AfrolumensProject
  Central Pennsylvania African American History for Everyone
              An online resource since 1997.

 

Harrisburg's African American
Committee of Twenty-Five

aCentury
ofChange

the 20th Century

 

Harrisburg's African American community was called upon for sacrifice and patriotism in the buildup to America's involvement in World War I. Despite the persistence of crippling institutionalized racism, the Black community was expected to respond to the war emergency with resources, men and money. These demands came at a time when many African Americans in the north were just beginning to create inroads in commercial, social and political circles. Harrisburg's African American community did not balk at these expectations, however, and responded effectively. The Committee of Twenty-Five, described below, is one example of the significant support Harrisburg Blacks provided to the wider central Pennsylvania civic community.

Excluded from white-controlled institutions, African American communities quickly became adept at organizing their own self-help resources. Whether these were churches, schools, adult education classes, social clubs, burial societies, or any of hundreds of other resources, African American communities developed and even thrived in the post-enslavement era largely due to home-grown provincial self-help groups.
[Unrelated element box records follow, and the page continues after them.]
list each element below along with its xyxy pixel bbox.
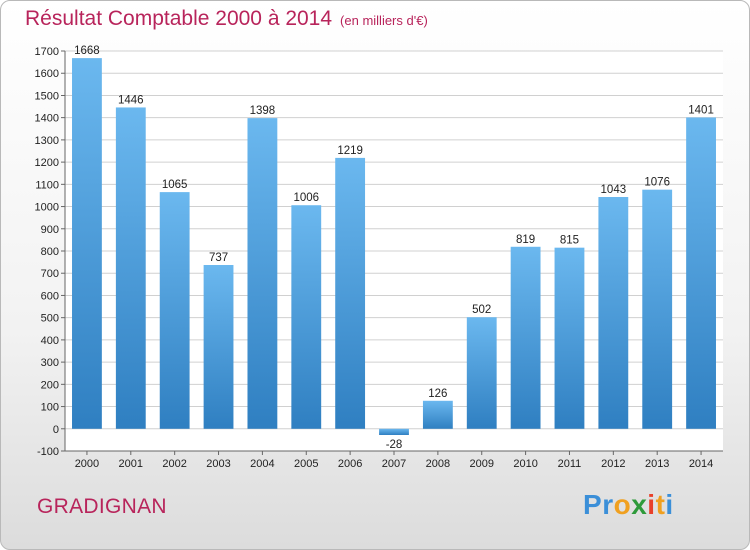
chart-title: Résultat Comptable 2000 à 2014 (en millie…	[25, 7, 428, 31]
data-label-2006: 1219	[337, 145, 363, 157]
data-label-2005: 1006	[293, 192, 319, 204]
y-tick-label: 400	[41, 335, 59, 347]
data-label-2014: 1401	[688, 104, 714, 116]
x-tick-label-2001: 2001	[119, 458, 143, 470]
data-label-2012: 1043	[601, 184, 627, 196]
data-label-2009: 502	[472, 304, 491, 316]
y-tick-label: 0	[53, 424, 59, 436]
proxiti-logo: Proxiti	[583, 489, 674, 521]
bar-2004	[247, 118, 278, 429]
bar-2011	[554, 247, 585, 429]
y-tick-label: -100	[37, 446, 59, 458]
bar-2010	[510, 246, 541, 429]
x-tick-label-2011: 2011	[558, 458, 582, 470]
y-tick-label: 200	[41, 379, 59, 391]
bar-2002	[159, 192, 190, 429]
logo-letter: r	[602, 489, 614, 520]
data-label-2011: 815	[560, 235, 579, 247]
data-label-2002: 1065	[162, 179, 188, 191]
data-label-2003: 737	[209, 252, 228, 264]
logo-letter: x	[631, 489, 648, 520]
data-label-2004: 1398	[250, 105, 276, 117]
x-tick-label-2003: 2003	[206, 458, 230, 470]
logo-letter: t	[655, 489, 666, 520]
data-label-2001: 1446	[118, 94, 144, 106]
y-tick-label: 600	[41, 290, 59, 302]
x-tick-label-2007: 2007	[382, 458, 406, 470]
x-tick-label-2005: 2005	[294, 458, 318, 470]
x-tick-label-2000: 2000	[75, 458, 99, 470]
bar-2001	[115, 107, 146, 429]
x-tick-label-2013: 2013	[645, 458, 669, 470]
y-tick-label: 800	[41, 246, 59, 258]
data-label-2000: 1668	[74, 45, 100, 57]
y-tick-label: 1700	[35, 46, 59, 58]
y-tick-label: 500	[41, 313, 59, 325]
bar-2014	[686, 117, 716, 429]
x-tick-label-2008: 2008	[426, 458, 450, 470]
data-label-2007: -28	[386, 439, 403, 451]
y-tick-label: 300	[41, 357, 59, 369]
x-tick-label-2002: 2002	[162, 458, 186, 470]
data-label-2008: 126	[428, 388, 447, 400]
chart-subtitle: (en milliers d'€)	[340, 13, 428, 28]
y-tick-label: 1300	[35, 135, 59, 147]
y-tick-label: 1500	[35, 90, 59, 102]
y-tick-label: 900	[41, 224, 59, 236]
x-tick-label-2004: 2004	[250, 458, 274, 470]
y-tick-label: 1400	[35, 113, 59, 125]
chart-title-text: Résultat Comptable 2000 à 2014	[25, 7, 333, 30]
town-name: GRADIGNAN	[37, 495, 167, 518]
bar-2009	[466, 317, 497, 429]
bar-2006	[335, 157, 366, 429]
bar-2000	[72, 58, 102, 429]
bar-2005	[291, 205, 322, 429]
x-tick-label-2006: 2006	[338, 458, 362, 470]
logo-letter: i	[647, 489, 656, 520]
bar-2008	[422, 400, 453, 429]
x-tick-label-2012: 2012	[601, 458, 625, 470]
logo-letter: P	[583, 489, 603, 520]
y-tick-label: 100	[41, 402, 59, 414]
bar-2013	[642, 189, 673, 429]
bar-2012	[598, 197, 629, 429]
x-tick-label-2014: 2014	[689, 458, 713, 470]
y-tick-label: 1100	[35, 179, 59, 191]
data-label-2010: 819	[516, 234, 535, 246]
logo-letter: i	[665, 489, 674, 520]
logo-letter: o	[613, 489, 632, 520]
y-tick-label: 1200	[35, 157, 59, 169]
data-label-2013: 1076	[644, 177, 670, 189]
y-tick-label: 1600	[35, 68, 59, 80]
bar-2007	[379, 428, 409, 435]
x-tick-label-2010: 2010	[513, 458, 537, 470]
x-tick-label-2009: 2009	[469, 458, 493, 470]
bar-2003	[203, 265, 234, 429]
y-tick-label: 1000	[35, 202, 59, 214]
y-tick-label: 700	[41, 268, 59, 280]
Harrisburg's African American community was firmly established socially by the dawn of the Progressive Era, having grown substantially with the influx of southern Blacks, attracted by steel mill and manufacturing jobs in the industrial corridor that stretched south into Steelton. Harrisburg's position as a transportation hub added the promise of railroad jobs and all of the services needed to support them. Evidence of thriving African American communities that could boast of successful business leaders and a vibrant entrepreneureal atmosphere, not only in Harrisburg but throughout the state, was documented by Harrisburg publisher James H. W. Howard, whose 1910 Pennsylvania Negro Business Directory, Illustrated, listed hundreds of successful African American business leaders.

Howard's publication was impressive and seemed to be positive proof of Booker T. Washington's assertion that African Americans should develop their own skills and businesses to become productive citizens. But the counter-argument advocating constant agitation for equal rights, advanced by W.E.B. DuBois and embraced by many of Harrisburg's leading Black citizens, was gaining strength. The cause described in the article to the right exhibits some of each view. Twenty-five leading Black citizens of Harrisburg and Steelton organized in the impending shadow of world war to raise funds to support the city hospital and another organization listed as the "Forum" (not the circa 1930 Forum Building).

This effort, as the article notes, was "the outgrowth of a desire to contribute annually to the various charities and institutions deserving of financial assistance." This show of good citizenry was very much in the spirit of Booker T. Washington's beliefs, but the influence of W.E.B. DuBois is also seen in the addition of the NAACP as a secondary beneficiary. That organization, begun in 1909, used the activist ideals of DuBois' Niagara Movement to fight for rights for African Americans guaranteed in the 13th, 14th and 15th Amendments.

The first members of this committee, as listed in the article, were: R. J. Nelson, secretary; Mrs. Robert Alexander, treasurer; Mrs. James Auter, Mrs. William H. Bond, Miss Ida E. Brown, Mrs. John Butler, Mrs. W. Justin Carter, Dr. C. H. Crampton, Mrs. Albert Duffan, Miss Harriet Harrison, Mrs. C. Sylvester Jackson, Mrs. Frank L. Jefferson, Mrs. Harry L. Johnson, Dr. M. H. Layton, Percy C. Moore, Levi Nugent, Mrs. William Patton, Mrs. George Phillips, Mrs. Daniel Potter, Jr., Mrs. William Snowe, C. W. Strothers, Miss Clara E. Reed, Mrs. F. N. Robinson, Mrs. Elizabeth Robinson and Mrs. Lorenzo Taylor.

Newspaper article reporting on the first annual benefit by the Committee of Twenty-Five, April, 1917.

Source: Telegraph (Harrisburg, PA), April 5, 1917, p. 15.

Telegraph news article reporting the results of the first benefit event.

The article at left reports the results of the first benefit, with net proceeds of $220. Of that, the committee allocated $175 to Harrisburg Hospital, $30 to the Forum, and $15 to the local NAACP chapter.

Source: Telegraph (Harrisburg, PA), April 25, 1917, p. 6.

News of this same event the next year.

The benefit was repeated the following year, with even greater results, netting $300, all of which was donated to Harrisburg Hospital.